If this were a hostile scenario the Swedes could use their 200 km range ramjet powered Meteor air-to-air missiles without the Russians even knowing they were coming. The missile is designed to lock on to a target without causing a radar spike to identify it as a threat to Russian aircraft. This, combined with what was about to happen, showed the Russians a staggering level of advancement that they had never encountered before. Once they returned to their base and were briefed they would know how much danger they were potentially in if this were a war scenario.

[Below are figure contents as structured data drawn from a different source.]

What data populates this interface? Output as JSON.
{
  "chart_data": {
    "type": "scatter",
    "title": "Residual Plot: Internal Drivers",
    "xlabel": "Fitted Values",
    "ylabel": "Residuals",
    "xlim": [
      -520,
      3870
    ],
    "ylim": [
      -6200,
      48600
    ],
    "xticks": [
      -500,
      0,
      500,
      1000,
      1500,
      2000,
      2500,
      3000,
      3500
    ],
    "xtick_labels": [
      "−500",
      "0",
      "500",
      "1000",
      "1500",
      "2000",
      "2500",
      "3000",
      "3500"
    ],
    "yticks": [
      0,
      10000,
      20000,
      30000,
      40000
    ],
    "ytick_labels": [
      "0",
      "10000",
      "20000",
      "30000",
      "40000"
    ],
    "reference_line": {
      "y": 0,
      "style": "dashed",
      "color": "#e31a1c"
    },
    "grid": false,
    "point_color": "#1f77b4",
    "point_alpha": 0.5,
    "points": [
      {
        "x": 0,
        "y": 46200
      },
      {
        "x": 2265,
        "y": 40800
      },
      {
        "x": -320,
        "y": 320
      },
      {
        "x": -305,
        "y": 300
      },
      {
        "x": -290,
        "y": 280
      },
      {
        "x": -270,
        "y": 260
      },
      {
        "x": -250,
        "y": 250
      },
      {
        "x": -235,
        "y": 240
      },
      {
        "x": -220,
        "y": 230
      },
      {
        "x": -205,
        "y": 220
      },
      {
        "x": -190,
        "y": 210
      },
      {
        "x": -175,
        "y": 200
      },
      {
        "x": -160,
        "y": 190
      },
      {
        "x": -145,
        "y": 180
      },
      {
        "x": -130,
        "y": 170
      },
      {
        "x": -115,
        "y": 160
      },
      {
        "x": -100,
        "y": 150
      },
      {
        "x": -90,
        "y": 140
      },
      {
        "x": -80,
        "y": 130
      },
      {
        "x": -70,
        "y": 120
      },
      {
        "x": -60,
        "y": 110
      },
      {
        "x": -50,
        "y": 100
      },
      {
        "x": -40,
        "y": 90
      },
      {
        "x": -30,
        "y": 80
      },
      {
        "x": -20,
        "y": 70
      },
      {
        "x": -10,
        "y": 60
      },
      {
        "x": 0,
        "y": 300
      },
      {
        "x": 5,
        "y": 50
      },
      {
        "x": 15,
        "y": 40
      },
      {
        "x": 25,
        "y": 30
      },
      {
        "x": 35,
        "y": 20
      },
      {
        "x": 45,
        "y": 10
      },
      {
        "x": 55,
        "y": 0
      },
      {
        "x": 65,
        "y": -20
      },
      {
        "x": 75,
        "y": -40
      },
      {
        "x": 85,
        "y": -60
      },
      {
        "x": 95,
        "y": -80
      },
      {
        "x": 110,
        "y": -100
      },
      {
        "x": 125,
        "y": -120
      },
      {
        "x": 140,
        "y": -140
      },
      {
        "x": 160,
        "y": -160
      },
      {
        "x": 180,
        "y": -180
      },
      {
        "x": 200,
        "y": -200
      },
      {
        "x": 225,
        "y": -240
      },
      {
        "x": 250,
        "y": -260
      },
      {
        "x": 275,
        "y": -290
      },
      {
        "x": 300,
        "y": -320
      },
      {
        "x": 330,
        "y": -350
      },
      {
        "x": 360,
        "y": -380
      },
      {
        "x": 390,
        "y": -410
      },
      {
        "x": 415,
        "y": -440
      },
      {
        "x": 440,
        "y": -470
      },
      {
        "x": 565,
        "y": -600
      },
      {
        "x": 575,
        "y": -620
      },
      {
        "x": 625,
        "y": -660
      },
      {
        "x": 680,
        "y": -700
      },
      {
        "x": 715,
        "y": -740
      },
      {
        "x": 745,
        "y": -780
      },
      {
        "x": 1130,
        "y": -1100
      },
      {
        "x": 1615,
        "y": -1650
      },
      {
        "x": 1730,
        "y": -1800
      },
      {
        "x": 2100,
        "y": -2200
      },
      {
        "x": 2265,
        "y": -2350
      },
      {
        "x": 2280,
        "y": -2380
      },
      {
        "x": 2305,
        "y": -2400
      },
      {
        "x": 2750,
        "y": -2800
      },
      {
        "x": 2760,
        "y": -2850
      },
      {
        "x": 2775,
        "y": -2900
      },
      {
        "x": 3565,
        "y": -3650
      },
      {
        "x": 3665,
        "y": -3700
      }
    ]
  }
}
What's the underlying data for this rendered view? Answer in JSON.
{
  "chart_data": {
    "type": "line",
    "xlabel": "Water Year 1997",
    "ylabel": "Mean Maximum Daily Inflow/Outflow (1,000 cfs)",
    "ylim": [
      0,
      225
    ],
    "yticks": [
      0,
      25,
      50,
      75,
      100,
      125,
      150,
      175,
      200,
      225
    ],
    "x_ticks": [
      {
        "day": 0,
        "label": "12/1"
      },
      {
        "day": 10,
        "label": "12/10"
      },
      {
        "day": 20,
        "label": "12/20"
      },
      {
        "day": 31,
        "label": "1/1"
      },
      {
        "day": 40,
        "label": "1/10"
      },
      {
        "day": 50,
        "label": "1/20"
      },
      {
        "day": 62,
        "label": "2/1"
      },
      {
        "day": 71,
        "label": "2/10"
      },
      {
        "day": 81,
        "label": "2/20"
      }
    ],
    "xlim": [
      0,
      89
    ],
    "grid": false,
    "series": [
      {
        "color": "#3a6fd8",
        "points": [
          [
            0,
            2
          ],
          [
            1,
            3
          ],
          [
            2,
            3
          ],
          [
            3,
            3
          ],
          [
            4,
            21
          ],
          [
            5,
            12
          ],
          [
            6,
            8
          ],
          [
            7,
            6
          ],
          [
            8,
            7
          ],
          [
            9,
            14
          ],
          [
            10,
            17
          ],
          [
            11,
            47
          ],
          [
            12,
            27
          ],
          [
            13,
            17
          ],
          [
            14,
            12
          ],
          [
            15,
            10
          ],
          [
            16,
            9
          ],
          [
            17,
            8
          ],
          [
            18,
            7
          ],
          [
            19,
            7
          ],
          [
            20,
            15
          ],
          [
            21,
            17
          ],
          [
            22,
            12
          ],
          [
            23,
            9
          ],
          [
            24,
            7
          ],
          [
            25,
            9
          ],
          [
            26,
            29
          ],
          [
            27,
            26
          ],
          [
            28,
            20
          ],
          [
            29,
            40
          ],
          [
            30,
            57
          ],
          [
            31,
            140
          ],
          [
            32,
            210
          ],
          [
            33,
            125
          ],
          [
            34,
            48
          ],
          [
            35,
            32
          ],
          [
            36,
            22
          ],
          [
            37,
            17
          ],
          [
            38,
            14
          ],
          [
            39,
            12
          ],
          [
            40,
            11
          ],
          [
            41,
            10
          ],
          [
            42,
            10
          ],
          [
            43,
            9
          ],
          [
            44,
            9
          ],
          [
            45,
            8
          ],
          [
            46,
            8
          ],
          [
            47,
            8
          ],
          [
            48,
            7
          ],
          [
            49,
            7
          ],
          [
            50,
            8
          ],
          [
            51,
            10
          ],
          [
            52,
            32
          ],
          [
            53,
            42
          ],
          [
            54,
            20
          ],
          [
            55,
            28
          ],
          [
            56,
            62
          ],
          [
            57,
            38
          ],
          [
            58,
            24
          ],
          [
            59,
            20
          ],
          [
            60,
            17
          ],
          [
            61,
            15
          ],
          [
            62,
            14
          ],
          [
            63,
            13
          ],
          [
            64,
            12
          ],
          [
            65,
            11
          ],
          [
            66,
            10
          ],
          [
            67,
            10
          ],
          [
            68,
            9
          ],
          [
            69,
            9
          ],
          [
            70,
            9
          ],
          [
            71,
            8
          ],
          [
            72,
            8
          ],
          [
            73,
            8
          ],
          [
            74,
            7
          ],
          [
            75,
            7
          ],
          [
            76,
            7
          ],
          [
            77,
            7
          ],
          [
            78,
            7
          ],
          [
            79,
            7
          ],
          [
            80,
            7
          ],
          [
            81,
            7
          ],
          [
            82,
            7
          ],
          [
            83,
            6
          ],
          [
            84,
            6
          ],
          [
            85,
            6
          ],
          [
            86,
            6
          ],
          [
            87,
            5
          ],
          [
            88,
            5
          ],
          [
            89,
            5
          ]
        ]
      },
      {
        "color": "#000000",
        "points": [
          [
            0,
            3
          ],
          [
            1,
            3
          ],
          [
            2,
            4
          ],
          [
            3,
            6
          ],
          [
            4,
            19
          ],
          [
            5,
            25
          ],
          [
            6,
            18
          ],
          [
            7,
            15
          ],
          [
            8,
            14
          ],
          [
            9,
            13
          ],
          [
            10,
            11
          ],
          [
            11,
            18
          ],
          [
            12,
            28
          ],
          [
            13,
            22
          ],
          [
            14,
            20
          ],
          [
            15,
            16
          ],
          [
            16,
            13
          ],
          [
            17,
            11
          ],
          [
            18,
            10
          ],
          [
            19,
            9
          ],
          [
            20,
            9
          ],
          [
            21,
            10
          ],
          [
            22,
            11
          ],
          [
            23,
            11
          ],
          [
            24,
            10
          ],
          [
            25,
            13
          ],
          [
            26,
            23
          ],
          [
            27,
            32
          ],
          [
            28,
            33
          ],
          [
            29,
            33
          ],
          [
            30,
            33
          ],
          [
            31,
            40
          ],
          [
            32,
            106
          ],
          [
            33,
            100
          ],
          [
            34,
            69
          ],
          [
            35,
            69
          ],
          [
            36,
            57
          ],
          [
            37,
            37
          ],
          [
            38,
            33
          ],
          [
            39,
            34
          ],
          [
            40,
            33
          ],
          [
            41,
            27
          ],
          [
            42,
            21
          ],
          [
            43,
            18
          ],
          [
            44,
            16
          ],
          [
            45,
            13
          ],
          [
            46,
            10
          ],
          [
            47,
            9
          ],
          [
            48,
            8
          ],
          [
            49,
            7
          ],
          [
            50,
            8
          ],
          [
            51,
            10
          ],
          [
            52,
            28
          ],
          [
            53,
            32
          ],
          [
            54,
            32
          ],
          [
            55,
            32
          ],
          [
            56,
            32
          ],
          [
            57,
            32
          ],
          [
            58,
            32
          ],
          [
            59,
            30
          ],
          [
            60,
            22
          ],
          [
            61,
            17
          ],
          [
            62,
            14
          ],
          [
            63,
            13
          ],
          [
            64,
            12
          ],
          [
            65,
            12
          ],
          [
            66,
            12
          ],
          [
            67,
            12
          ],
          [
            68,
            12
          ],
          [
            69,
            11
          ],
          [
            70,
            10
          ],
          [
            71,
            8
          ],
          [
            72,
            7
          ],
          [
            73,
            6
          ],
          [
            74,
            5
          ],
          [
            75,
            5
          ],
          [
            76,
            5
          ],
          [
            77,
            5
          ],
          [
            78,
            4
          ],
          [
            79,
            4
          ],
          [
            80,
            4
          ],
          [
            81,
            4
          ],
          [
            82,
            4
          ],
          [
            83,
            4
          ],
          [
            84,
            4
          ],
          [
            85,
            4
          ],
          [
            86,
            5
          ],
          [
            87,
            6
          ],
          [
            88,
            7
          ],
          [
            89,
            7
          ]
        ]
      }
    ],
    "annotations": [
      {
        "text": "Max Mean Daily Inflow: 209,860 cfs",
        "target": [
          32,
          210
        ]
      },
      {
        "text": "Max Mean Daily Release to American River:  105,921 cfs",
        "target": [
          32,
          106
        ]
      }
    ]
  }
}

Now it is true that NATO policy on intercept policing requires physically tracking adversaries, so to allow this to occur with maximum effect, the F-35 would have to get close enough for the Foxhounds to see. The Gripens released their EW by using radio digital memory jamming, creating false targets and flooding the Zaslon-M with nonsense data. The Russians’ cockpits would be lit up like Christmas trees, making whatever information Zaslon was providing meaningless. Arexis cut off the radio between the aircraft and their ground base. The Foxhounds were really getting wasted. They could not see anything and could not communicate with anyone.
The F-35 closed in from behind – invisible – and identified the aircraft using its optical scanner before turning away. The Gripens commander then used the emergency radio frequency to tell the Russians, “You are under our control. Return to Russian airspace immediately.”

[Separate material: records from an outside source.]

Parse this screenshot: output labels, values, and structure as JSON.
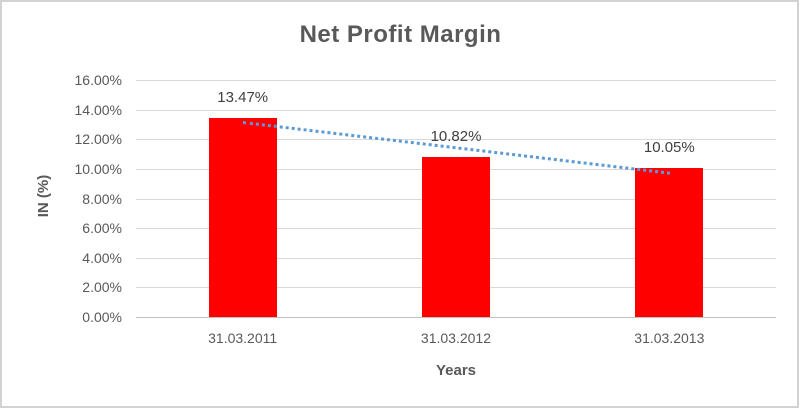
{
  "chart_data": {
    "type": "bar",
    "title": "Net Profit Margin",
    "categories": [
      "31.03.2011",
      "31.03.2012",
      "31.03.2013"
    ],
    "values": [
      13.47,
      10.82,
      10.05
    ],
    "data_labels": [
      "13.47%",
      "10.82%",
      "10.05%"
    ],
    "xlabel": "Years",
    "ylabel": "IN (%)",
    "ylim": [
      0,
      16
    ],
    "ytick_step": 2,
    "ytick_labels": [
      "0.00%",
      "2.00%",
      "4.00%",
      "6.00%",
      "8.00%",
      "10.00%",
      "12.00%",
      "14.00%",
      "16.00%"
    ],
    "grid": true,
    "legend": "none",
    "bar_color": "#ff0000",
    "trendline": {
      "type": "linear",
      "style": "dotted",
      "color": "#5b9bd5"
    }
  },
  "colors": {
    "gridline": "#d9d9d9",
    "axis_line": "#bfbfbf",
    "tick_text": "#595959",
    "title_text": "#595959",
    "data_label_text": "#404040",
    "frame_border": "#d2d2d2",
    "background": "#ffffff"
  }
}
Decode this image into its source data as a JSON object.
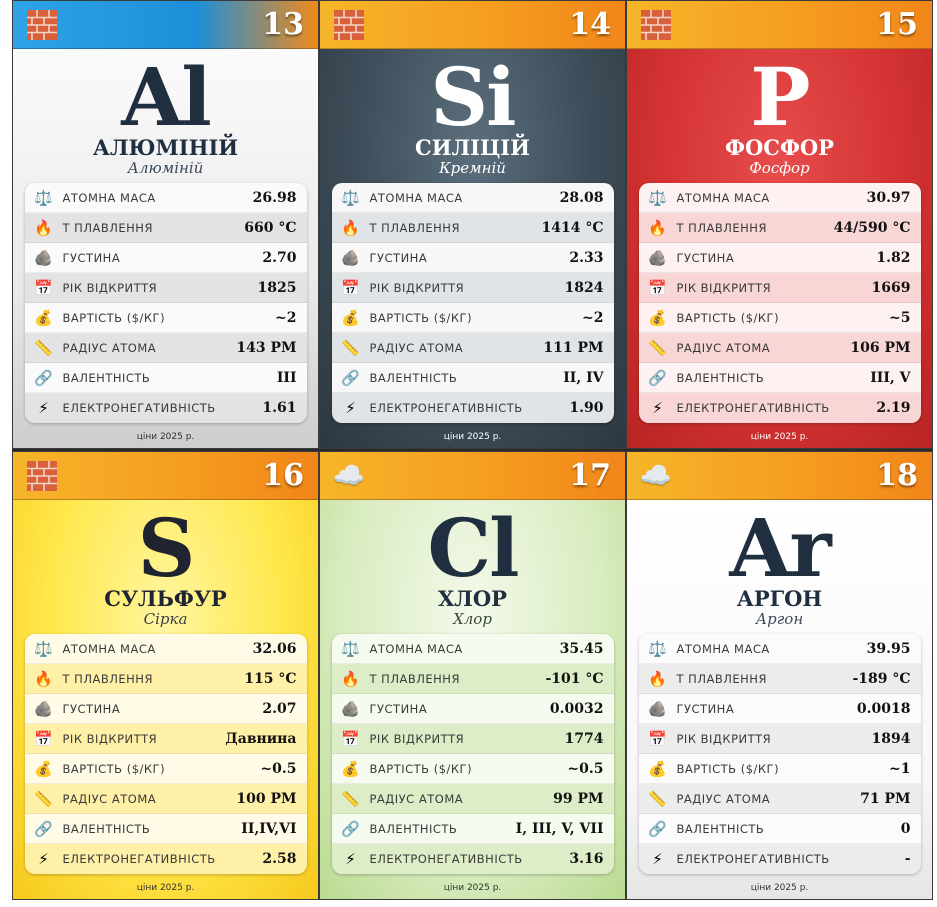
{
  "labels": {
    "mass": "АТОМНА МАСА",
    "melt": "Т ПЛАВЛЕННЯ",
    "density": "ГУСТИНА",
    "year": "РІК ВІДКРИТТЯ",
    "cost": "ВАРТІСТЬ ($/КГ)",
    "radius": "РАДІУС АТОМА",
    "valence": "ВАЛЕНТНІСТЬ",
    "electroneg": "ЕЛЕКТРОНЕГАТИВНІСТЬ"
  },
  "footer": "ціни 2025 р.",
  "icons": {
    "category_solid": "brick-icon",
    "category_gas": "cloud-icon",
    "mass": "scales-icon",
    "melt": "fire-icon",
    "density": "rock-icon",
    "year": "calendar-icon",
    "cost": "money-bag-icon",
    "radius": "ruler-icon",
    "valence": "link-icon",
    "electroneg": "lightning-icon"
  },
  "elements": [
    {
      "number": "13",
      "symbol": "Al",
      "name": "АЛЮМІНІЙ",
      "alt_name": "Алюміній",
      "mass": "26.98",
      "melt": "660 °C",
      "density": "2.70",
      "year": "1825",
      "cost": "~2",
      "radius": "143 PM",
      "valence": "III",
      "electroneg": "1.61",
      "state": "solid"
    },
    {
      "number": "14",
      "symbol": "Si",
      "name": "СИЛІЦІЙ",
      "alt_name": "Кремній",
      "mass": "28.08",
      "melt": "1414 °C",
      "density": "2.33",
      "year": "1824",
      "cost": "~2",
      "radius": "111 PM",
      "valence": "II, IV",
      "electroneg": "1.90",
      "state": "solid"
    },
    {
      "number": "15",
      "symbol": "P",
      "name": "ФОСФОР",
      "alt_name": "Фосфор",
      "mass": "30.97",
      "melt": "44/590 °C",
      "density": "1.82",
      "year": "1669",
      "cost": "~5",
      "radius": "106 PM",
      "valence": "III, V",
      "electroneg": "2.19",
      "state": "solid"
    },
    {
      "number": "16",
      "symbol": "S",
      "name": "СУЛЬФУР",
      "alt_name": "Сірка",
      "mass": "32.06",
      "melt": "115 °C",
      "density": "2.07",
      "year": "Давнина",
      "cost": "~0.5",
      "radius": "100 PM",
      "valence": "II,IV,VI",
      "electroneg": "2.58",
      "state": "solid"
    },
    {
      "number": "17",
      "symbol": "Cl",
      "name": "ХЛОР",
      "alt_name": "Хлор",
      "mass": "35.45",
      "melt": "-101 °C",
      "density": "0.0032",
      "year": "1774",
      "cost": "~0.5",
      "radius": "99 PM",
      "valence": "I, III, V, VII",
      "electroneg": "3.16",
      "state": "gas"
    },
    {
      "number": "18",
      "symbol": "Ar",
      "name": "АРГОН",
      "alt_name": "Аргон",
      "mass": "39.95",
      "melt": "-189 °C",
      "density": "0.0018",
      "year": "1894",
      "cost": "~1",
      "radius": "71 PM",
      "valence": "0",
      "electroneg": "-",
      "state": "gas"
    }
  ]
}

At first confused, the Russian pilots one by one turned around and flew out of Estonian airspace back into international space and continued their journey towards Kaliningrad. Who would want to be in the briefing room after that incident?
The Russians never saw any NATO aircraft. He was made fully aware that none of his missile and radar systems were functioning normally and he was powerless to seek orders from his command. Yet clearly all three pilots knew that they were completely outgunned and effectively crippled by the NATO response. And the Russian Air Command also knew this. They were completely defeated, locked in a kill zone from which escape was not possible, and could not even see the responsible aircraft on radar, let alone visually.
NATO demonstrated full command of the air and a converged digital data backbone, working on a networked system using multiple assets. The demonstration was so thorough that the Russians got the message, especially when it was combined with NATO, making it absolutely clear that shooting down the Russian plane was not just a statement of intent, if they did it again, it was backed up with a clear demonstration that it could be done. It cannot be a coincidence that this has not happened since.
I’ll be honest I was thrilled when I was shown how it was done, really excited by how things have progressed and also how little credit NATO and its organizations and members get for quietly working towards ensuring peace while staying on top of the future of air warfare.
I was equally impressed by the fact that we don’t often see what happens behind the scenes. It was made public that the Russians had been informally told that the threat to shoot if they continued their provocations was now very real and not just the words of an idle threat. This was backed up with the very real message that NATO could achieve this and they would barely know about it. Russia just has to ask its Foxhound pilots.
Russia understands only strength. NATO demonstrated that it has the will and capacity. Quad Erat Demonstramondum Valdimir.